I'm not as hung up on hospitals as you seem to be, though I would like to point out that Russia is regularly condemned for attacking Ukrainian dual-use infrastructure (including hospitals) that is likewise used by the Ukrainian military and still manages to have produced a far lower number of civilian casualties in Ukraine than Israel has among its enemies. This seems like pretty strong evidence that Israel is unusually happy to cause civilian casualties.

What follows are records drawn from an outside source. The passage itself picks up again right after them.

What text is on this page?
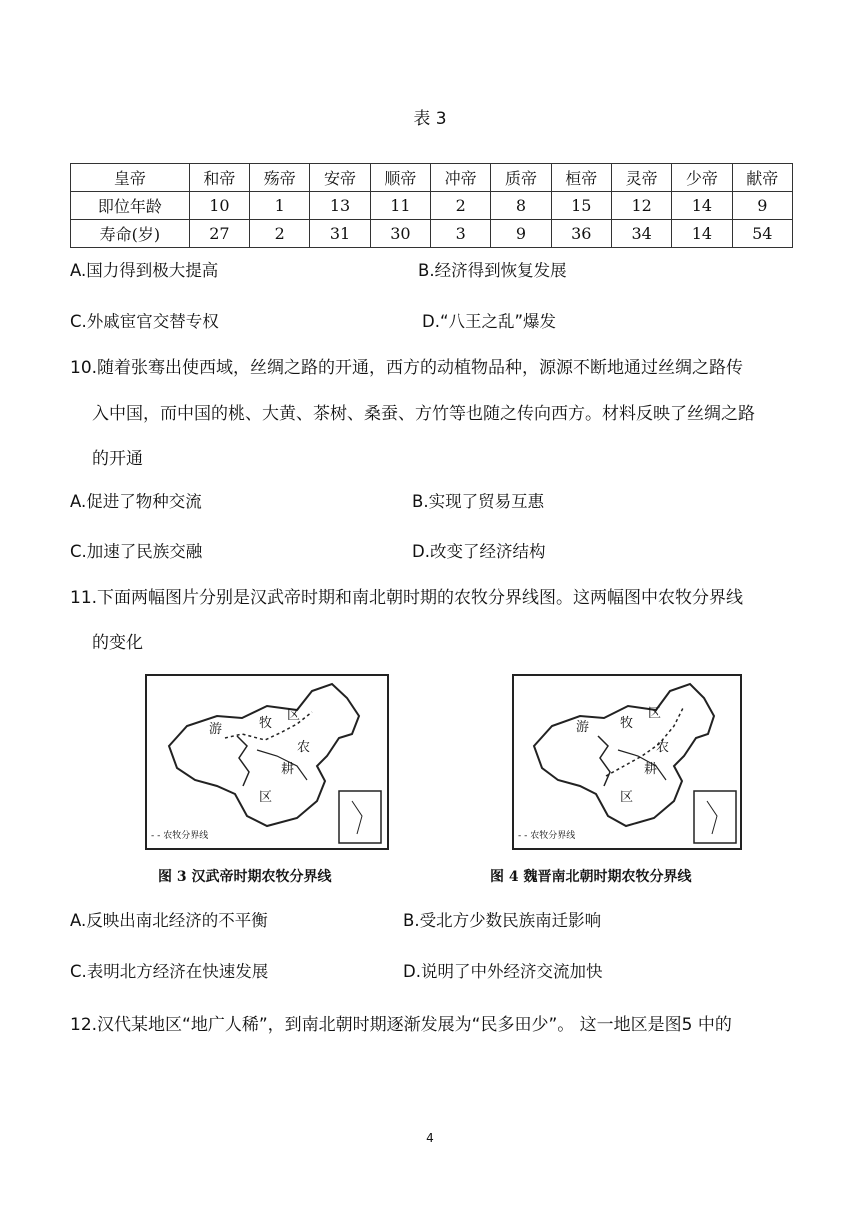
表 3
皇帝	和帝	殇帝	安帝	顺帝	冲帝	质帝	桓帝	灵帝	少帝	献帝
即位年龄	10	1	13	11	2	8	15	12	14	9
寿命(岁)	27	2	31	30	3	9	36	34	14	54
A.国力得到极大提高	B.经济得到恢复发展
C.外戚宦官交替专权	D.“八王之乱”爆发
10.随着张骞出使西域，丝绸之路的开通，西方的动植物品种，源源不断地通过丝绸之路传
入中国，而中国的桃、大黄、茶树、桑蚕、方竹等也随之传向西方。材料反映了丝绸之路
的开通
A.促进了物种交流	B.实现了贸易互惠
C.加速了民族交融	D.改变了经济结构
11.下面两幅图片分别是汉武帝时期和南北朝时期的农牧分界线图。这两幅图中农牧分界线
的变化
游	牧
区
农
耕
区
- - 农牧分界线
图 3 汉武帝时期农牧分界线
游 牧
区
农
耕
区
- - 农牧分界线
图 4 魏晋南北朝时期农牧分界线
A.反映出南北经济的不平衡	B.受北方少数民族南迁影响
C.表明北方经济在快速发展	D.说明了中外经济交流加快
12.汉代某地区“地广人稀”，到南北朝时期逐渐发展为“民多田少”。 这一地区是图5 中的
4
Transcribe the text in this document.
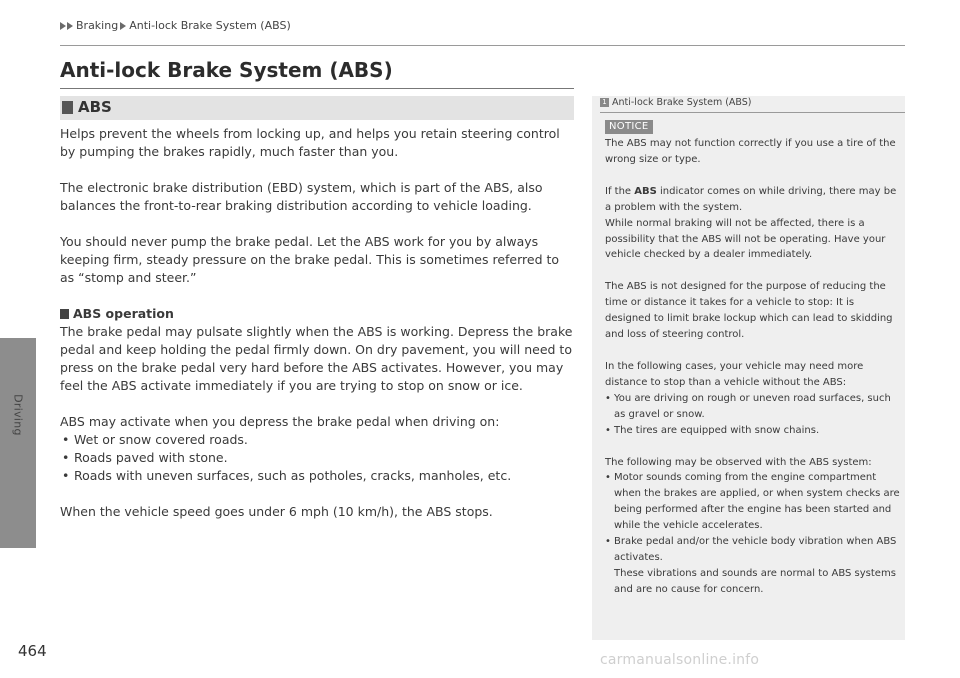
Driving
Braking Anti-lock Brake System (ABS)
Anti-lock Brake System (ABS)
ABS

Helps prevent the wheels from locking up, and helps you retain steering control by pumping the brakes rapidly, much faster than you.

The electronic brake distribution (EBD) system, which is part of the ABS, also balances the front-to-rear braking distribution according to vehicle loading.

You should never pump the brake pedal. Let the ABS work for you by always keeping firm, steady pressure on the brake pedal. This is sometimes referred to as “stomp and steer.”

ABS operation

The brake pedal may pulsate slightly when the ABS is working. Depress the brake pedal and keep holding the pedal firmly down. On dry pavement, you will need to press on the brake pedal very hard before the ABS activates. However, you may feel the ABS activate immediately if you are trying to stop on snow or ice.

ABS may activate when you depress the brake pedal when driving on:

• Wet or snow covered roads.
• Roads paved with stone.
• Roads with uneven surfaces, such as potholes, cracks, manholes, etc.

When the vehicle speed goes under 6 mph (10 km/h), the ABS stops.

1 Anti-lock Brake System (ABS)
NOTICE

The ABS may not function correctly if you use a tire of the wrong size or type.

If the ABS indicator comes on while driving, there may be a problem with the system.

While normal braking will not be affected, there is a possibility that the ABS will not be operating. Have your vehicle checked by a dealer immediately.

The ABS is not designed for the purpose of reducing the time or distance it takes for a vehicle to stop: It is designed to limit brake lockup which can lead to skidding and loss of steering control.

In the following cases, your vehicle may need more distance to stop than a vehicle without the ABS:

• You are driving on rough or uneven road surfaces, such as gravel or snow.
• The tires are equipped with snow chains.

The following may be observed with the ABS system:

• Motor sounds coming from the engine compartment when the brakes are applied, or when system checks are being performed after the engine has been started and while the vehicle accelerates.
• Brake pedal and/or the vehicle body vibration when ABS activates.

These vibrations and sounds are normal to ABS systems and are no cause for concern.

464	carmanualsonline.info
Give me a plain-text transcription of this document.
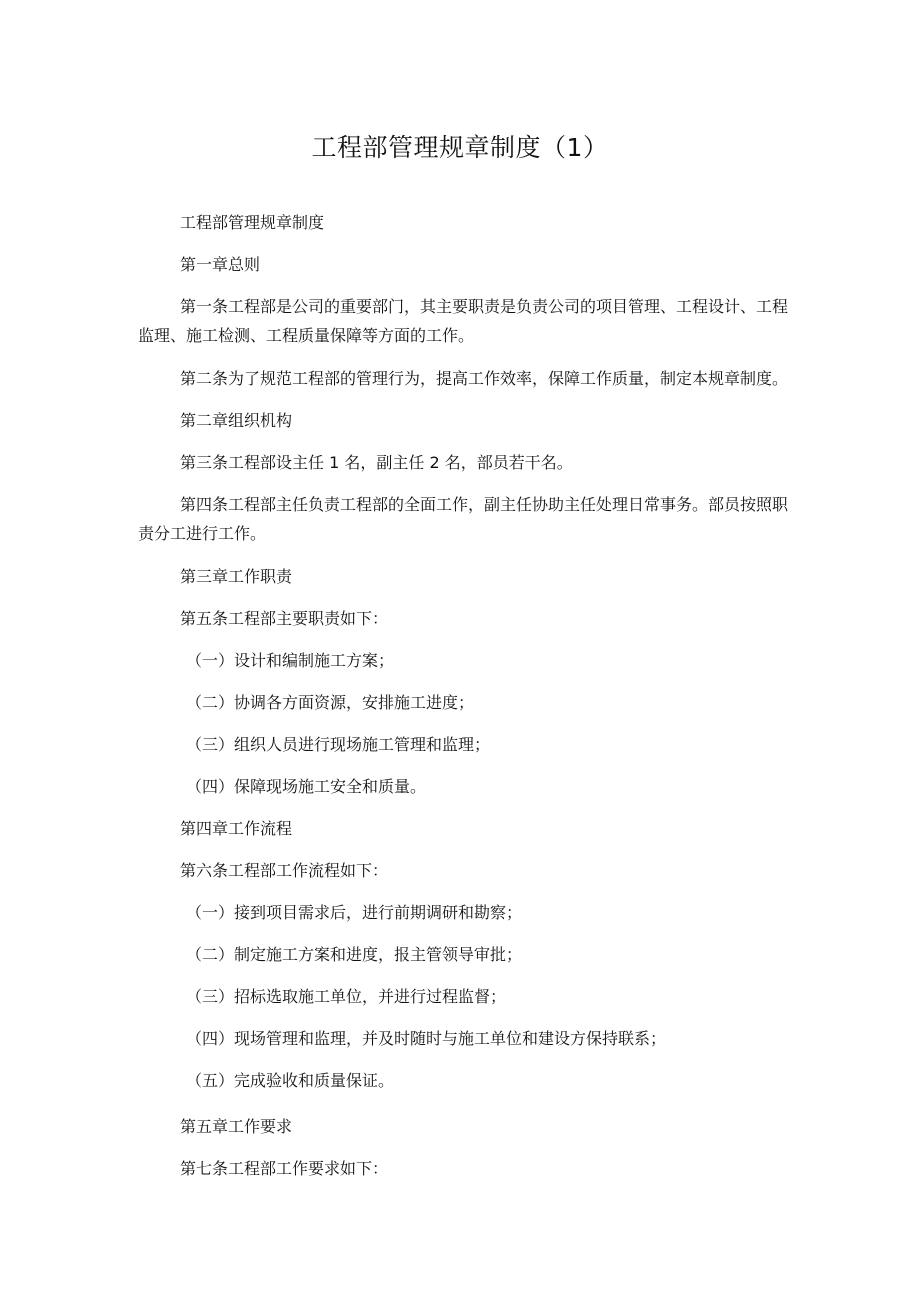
工程部管理规章制度（1）
工程部管理规章制度
第一章总则
第一条工程部是公司的重要部门，其主要职责是负责公司的项目管理、工程设计、工程
监理、施工检测、工程质量保障等方面的工作。
第二条为了规范工程部的管理行为，提高工作效率，保障工作质量，制定本规章制度。
第二章组织机构
第三条工程部设主任 1 名，副主任 2 名，部员若干名。
第四条工程部主任负责工程部的全面工作，副主任协助主任处理日常事务。部员按照职
责分工进行工作。
第三章工作职责
第五条工程部主要职责如下：
（一）设计和编制施工方案；
（二）协调各方面资源，安排施工进度；
（三）组织人员进行现场施工管理和监理；
（四）保障现场施工安全和质量。
第四章工作流程
第六条工程部工作流程如下：
（一）接到项目需求后，进行前期调研和勘察；
（二）制定施工方案和进度，报主管领导审批；
（三）招标选取施工单位，并进行过程监督；
（四）现场管理和监理，并及时随时与施工单位和建设方保持联系；
（五）完成验收和质量保证。
第五章工作要求
第七条工程部工作要求如下：
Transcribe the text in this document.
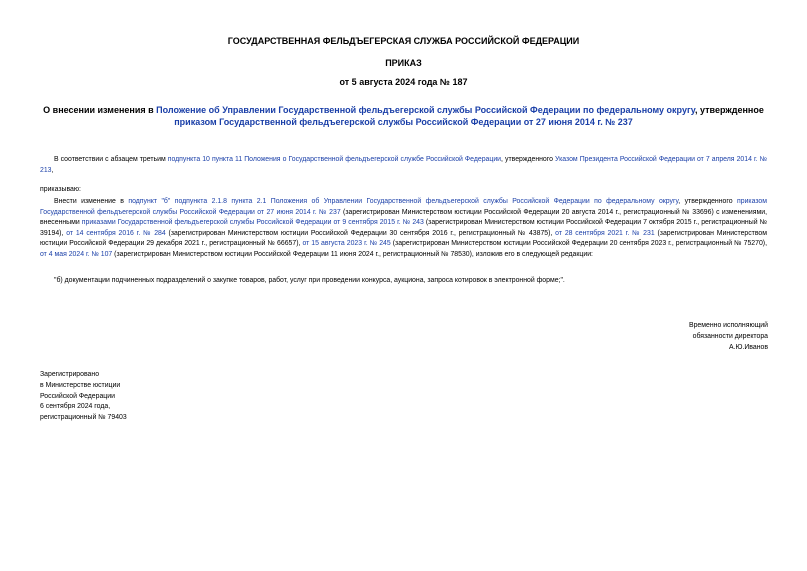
ГОСУДАРСТВЕННАЯ ФЕЛЬДЪЕГЕРСКАЯ СЛУЖБА РОССИЙСКОЙ ФЕДЕРАЦИИ
ПРИКАЗ
от 5 августа 2024 года № 187
О внесении изменения в Положение об Управлении Государственной фельдъегерской службы Российской Федерации по федеральному округу, утвержденное приказом Государственной фельдъегерской службы Российской Федерации от 27 июня 2014 г. № 237
В соответствии с абзацем третьим подпункта 10 пункта 11 Положения о Государственной фельдъегерской службе Российской Федерации, утвержденного Указом Президента Российской Федерации от 7 апреля 2014 г. № 213,
приказываю:
Внести изменение в подпункт "б" подпункта 2.1.8 пункта 2.1 Положения об Управлении Государственной фельдъегерской службы Российской Федерации по федеральному округу, утвержденного приказом Государственной фельдъегерской службы Российской Федерации от 27 июня 2014 г. № 237 (зарегистрирован Министерством юстиции Российской Федерации 20 августа 2014 г., регистрационный № 33696) с изменениями, внесенными приказами Государственной фельдъегерской службы Российской Федерации от 9 сентября 2015 г. № 243 (зарегистрирован Министерством юстиции Российской Федерации 7 октября 2015 г., регистрационный № 39194), от 14 сентября 2016 г. № 284 (зарегистрирован Министерством юстиции Российской Федерации 30 сентября 2016 г., регистрационный № 43875), от 28 сентября 2021 г. № 231 (зарегистрирован Министерством юстиции Российской Федерации 29 декабря 2021 г., регистрационный № 66657), от 15 августа 2023 г. № 245 (зарегистрирован Министерством юстиции Российской Федерации 20 сентября 2023 г., регистрационный № 75270), от 4 мая 2024 г. № 107 (зарегистрирован Министерством юстиции Российской Федерации 11 июня 2024 г., регистрационный № 78530), изложив его в следующей редакции:
"б) документации подчиненных подразделений о закупке товаров, работ, услуг при проведении конкурса, аукциона, запроса котировок в электронной форме;".
Временно исполняющий
обязанности директора
А.Ю.Иванов
Зарегистрировано
в Министерстве юстиции
Российской Федерации
6 сентября 2024 года,
регистрационный № 79403
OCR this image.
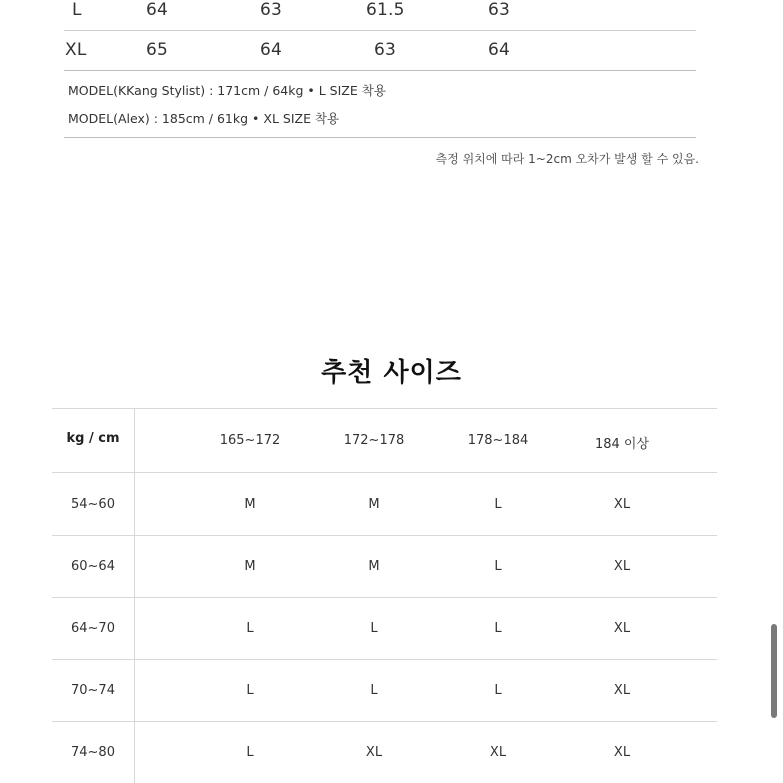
L	64	63	61.5	63
XL	65	64	63	64
MODEL(KKang Stylist) : 171cm / 64kg • L SIZE 착용
MODEL(Alex) : 185cm / 61kg • XL SIZE 착용
측정 위치에 따라 1~2cm 오차가 발생 할 수 있음.
추천 사이즈
kg / cm	165~172	172~178	178~184	184 이상
54~60	M	M	L	XL
60~64	M	M	L	XL
64~70	L	L	L	XL
70~74	L	L	L	XL
74~80	L	XL	XL	XL
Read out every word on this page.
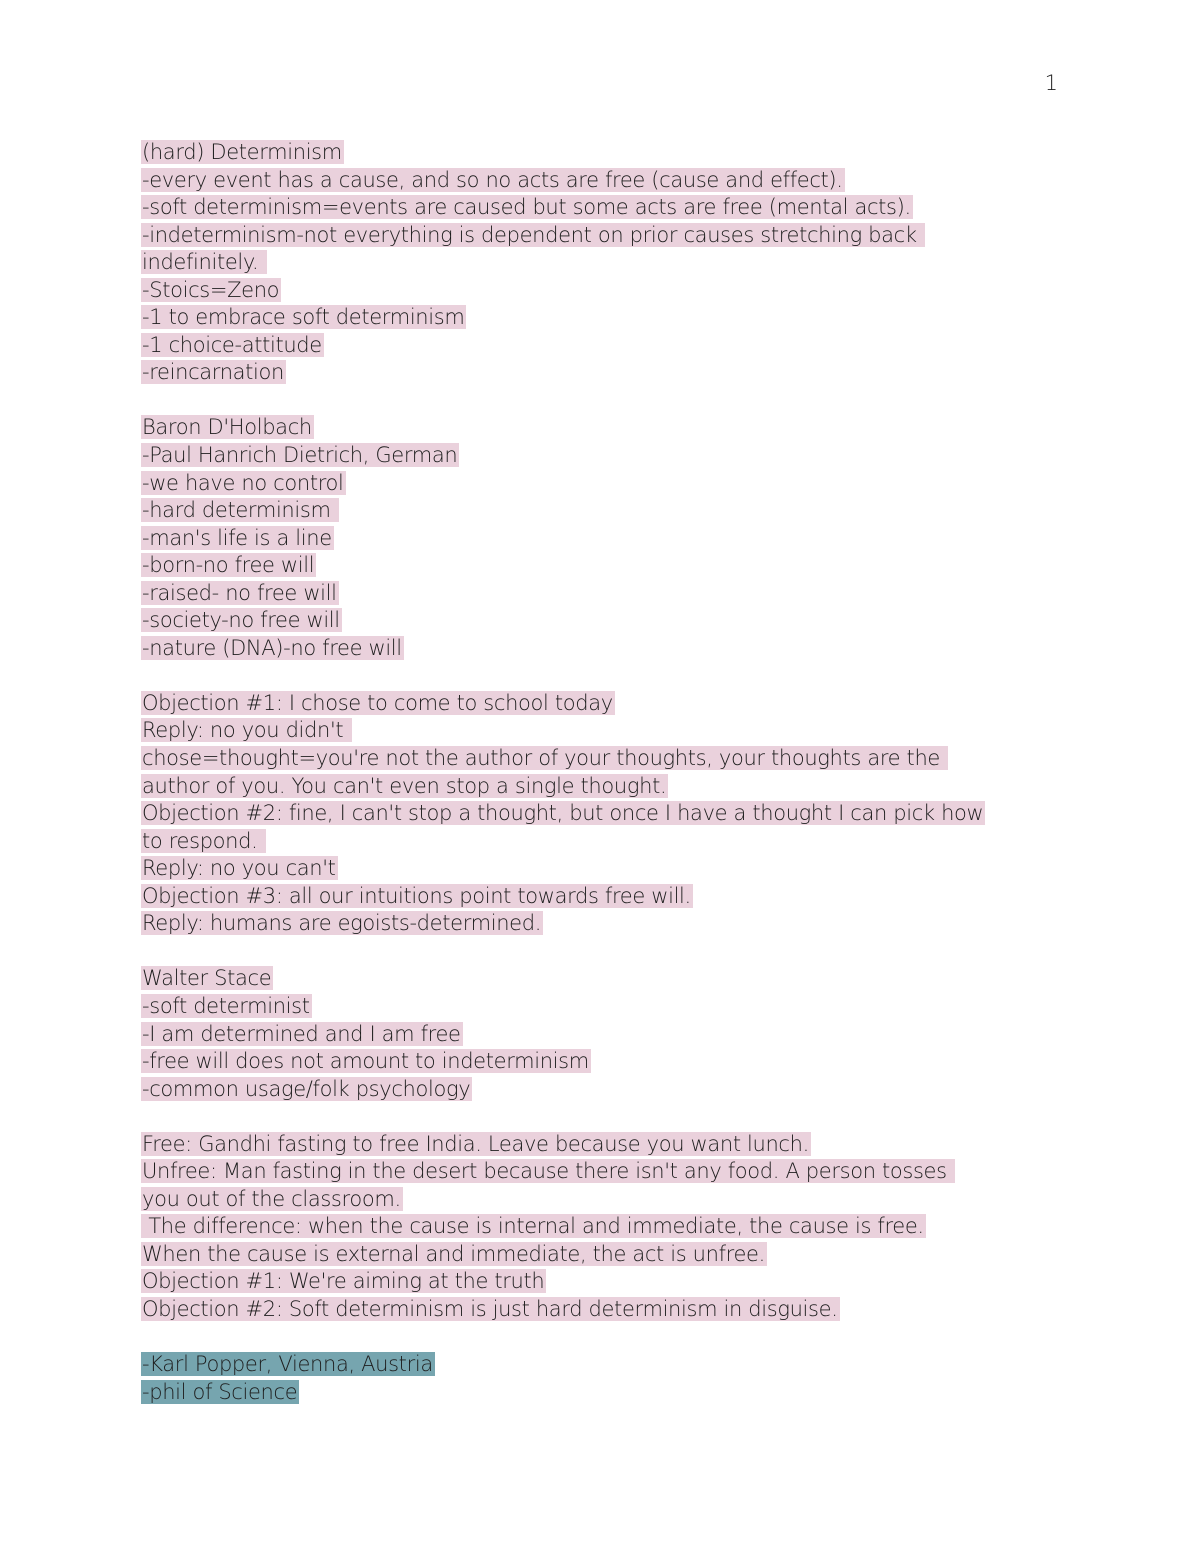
1
(hard) Determinism
-every event has a cause, and so no acts are free (cause and effect).
-soft determinism=events are caused but some acts are free (mental acts).
-indeterminism-not everything is dependent on prior causes stretching back
indefinitely.
-Stoics=Zeno
-1 to embrace soft determinism
-1 choice-attitude
-reincarnation
Baron D'Holbach
-Paul Hanrich Dietrich, German
-we have no control
-hard determinism
-man's life is a line
-born-no free will
-raised- no free will
-society-no free will
-nature (DNA)-no free will
Objection #1: I chose to come to school today
Reply: no you didn't
chose=thought=you're not the author of your thoughts, your thoughts are the
author of you. You can't even stop a single thought.
Objection #2: fine, I can't stop a thought, but once I have a thought I can pick how
to respond.
Reply: no you can't
Objection #3: all our intuitions point towards free will.
Reply: humans are egoists-determined.
Walter Stace
-soft determinist
-I am determined and I am free
-free will does not amount to indeterminism
-common usage/folk psychology
Free: Gandhi fasting to free India. Leave because you want lunch.
Unfree: Man fasting in the desert because there isn't any food. A person tosses
you out of the classroom.
The difference: when the cause is internal and immediate, the cause is free.
When the cause is external and immediate, the act is unfree.
Objection #1: We're aiming at the truth
Objection #2: Soft determinism is just hard determinism in disguise.
-Karl Popper, Vienna, Austria
-phil of Science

Either way, nothing about this requires even talking about whether they are justified to blow up hospitals or anyone else is! Even ignoring the tens of thousands of skulls, 1-3 alone amounts to an obvious moral case for returning what was stolen. If Israel relinquishes all land that was not owned by Jews in 1940, we can talk about who and what they are allowed to destroy in defense of what's left.

The only relevance that the "original sin" has to evaluating Israel's other actions (including blowing up hospitals) is that Israel habitually defends its ongoing violence and theft against the Arabs with violence committed by Arabs against them. Commonly, notions of legitimate self-defense are understood to only cover unprovoked actions. You can't attack and rob someone, have them strike you in self-defense, and then justify further aggression against them as self-defense against the preceding act.

Of course I have heard the "tax dollars" argument before. But if this were the reason for the ferocious and relentless criticism of Israel out there, one would expect Europeans to be far less anti-Israel than Americans. That's not the case at all. "Tax dollars" is an excuse, not the actual reason.

This argument is nonsensical. There is no reason to assume that the total volume of possible outrage at atrocities committed elsewhere is the same in every country. If the amount of "tax dollars" has any relevance at all, at most you might argue that it determines the relative scale of our responsibility for Israel's actions, compared to other atrocities being committed with our monetary support - and there, I think there might be a good case that even though US support for Israel is in absolute terms much larger than ours, in relative terms there is comparatively more other immoral behaviour that American money pays for. It could be that 30% of all atrocities funded by EU military budget are Israeli and 10% of all atrocities funded by US military budget are, but the latter quantity is still much larger in monetary terms.